Charles is a clerk at the East India House. He's bored with his job and spends his free time in taverns drinking with his friends. In fact, when we first meet him, he is slightly less than sober. His sister Mary, is a fragile young woman who is emotionally and physically unwell. She idolizes her brother and puts up with Charles's coming home drunk at odd hours. They live with their parents, their overbearing mother and their slightly senile father.
They soon become acquainted with Ireland, who at the age of 17 is already a writer. To suit his own fancy, he "discovers" a lost Shakespearean work called "Vortigern" as well as a testament allegedly written by Shakespeare's father. Its pretty obvious that both works are forgeries; the text of the play uses too many 19th-century phrases and it only has four acts. The documents were also found under suspecious cercumstances that Ireland refuses to discuss. But London, caught up in this extraordianry new "find" recognizes the work as real and the play is performed.

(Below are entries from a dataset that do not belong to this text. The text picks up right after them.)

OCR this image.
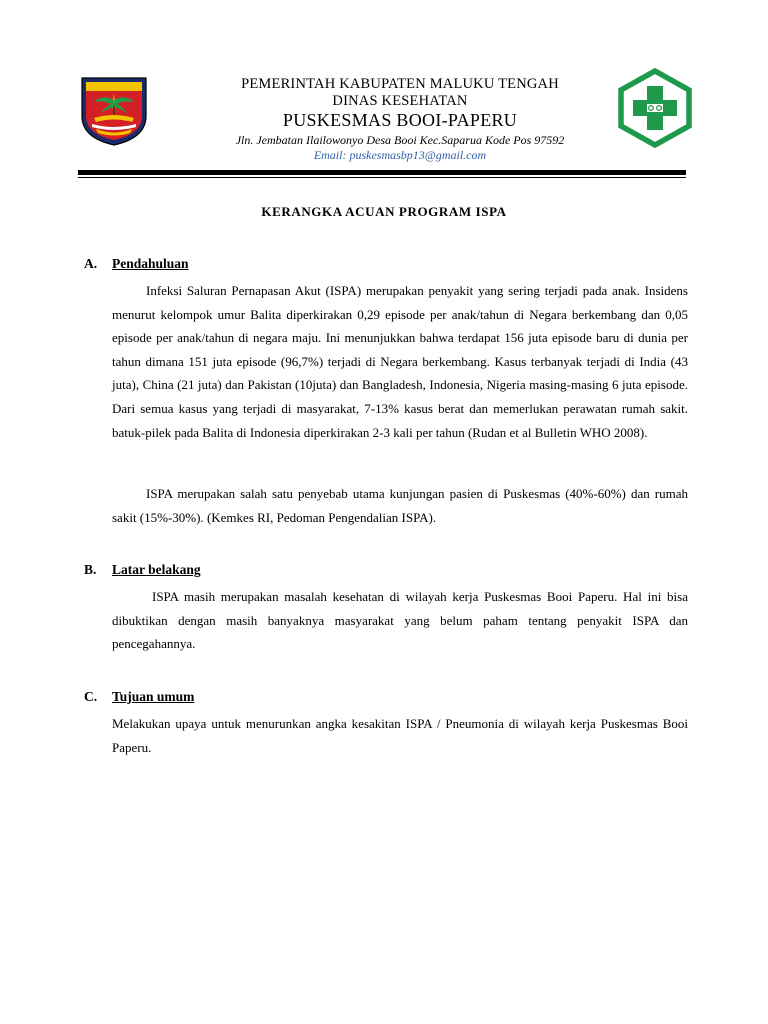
PEMERINTAH KABUPATEN MALUKU TENGAH
DINAS KESEHATAN
PUSKESMAS BOOI-PAPERU
Jln. Jembatan Ilailowonyo Desa Booi Kec.Saparua Kode Pos 97592
Email: puskesmasbp13@gmail.com
KERANGKA ACUAN PROGRAM ISPA
A. Pendahuluan

Infeksi Saluran Pernapasan Akut (ISPA) merupakan penyakit yang sering terjadi pada anak. Insidens menurut kelompok umur Balita diperkirakan 0,29 episode per anak/tahun di Negara berkembang dan 0,05 episode per anak/tahun di negara maju. Ini menunjukkan bahwa terdapat 156 juta episode baru di dunia per tahun dimana 151 juta episode (96,7%) terjadi di Negara berkembang. Kasus terbanyak terjadi di India (43 juta), China (21 juta) dan Pakistan (10juta) dan Bangladesh, Indonesia, Nigeria masing-masing 6 juta episode. Dari semua kasus yang terjadi di masyarakat, 7-13% kasus berat dan memerlukan perawatan rumah sakit. batuk-pilek pada Balita di Indonesia diperkirakan 2-3 kali per tahun (Rudan et al Bulletin WHO 2008).

ISPA merupakan salah satu penyebab utama kunjungan pasien di Puskesmas (40%-60%) dan rumah sakit (15%-30%). (Kemkes RI, Pedoman Pengendalian ISPA).

B. Latar belakang

ISPA masih merupakan masalah kesehatan di wilayah kerja Puskesmas Booi Paperu. Hal ini bisa dibuktikan dengan masih banyaknya masyarakat yang belum paham tentang penyakit ISPA dan pencegahannya.

C. Tujuan umum

Melakukan upaya untuk menurunkan angka kesakitan ISPA / Pneumonia di wilayah kerja Puskesmas Booi Paperu.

While the major facts of the book are true, there is a lot that is not and there are a few misleading things as well. The dates are slightly off: in the book, the forgery and Mary's death take place in or before 1804; in real life, the forgery took place in 1796. In real life, also, Mary survived her brother. Shakespeare for Children was written in 1807; and while this book does not cover that time period, it might have been nice for the author to have at least mentioned it in his afterword. Also, before I learned very much about the Lambs, I'd assumed that Charles and Mary were much closer in age than they actually were (in realy life they were born nine years apart, she being the elder). Also (and this is a spoiler), when Mary attacks her mother and kills her, Ackroyd makes no mention of the fact that Charles did everything his power to prevent her from being sent to an asylum, including declaring himself her guardian. Aside from these historical details, which makes the book confusing in some places, this book is an excellent depiction of London in the pre-Victorian period. It's a quick read but well written and extremely fascinating. I also recommend reading Ackroyd's Shakespeare: a Biography.
Seedy and unappealing
I didn't care for this book at all. Too speculative, and the characters were not especially likable.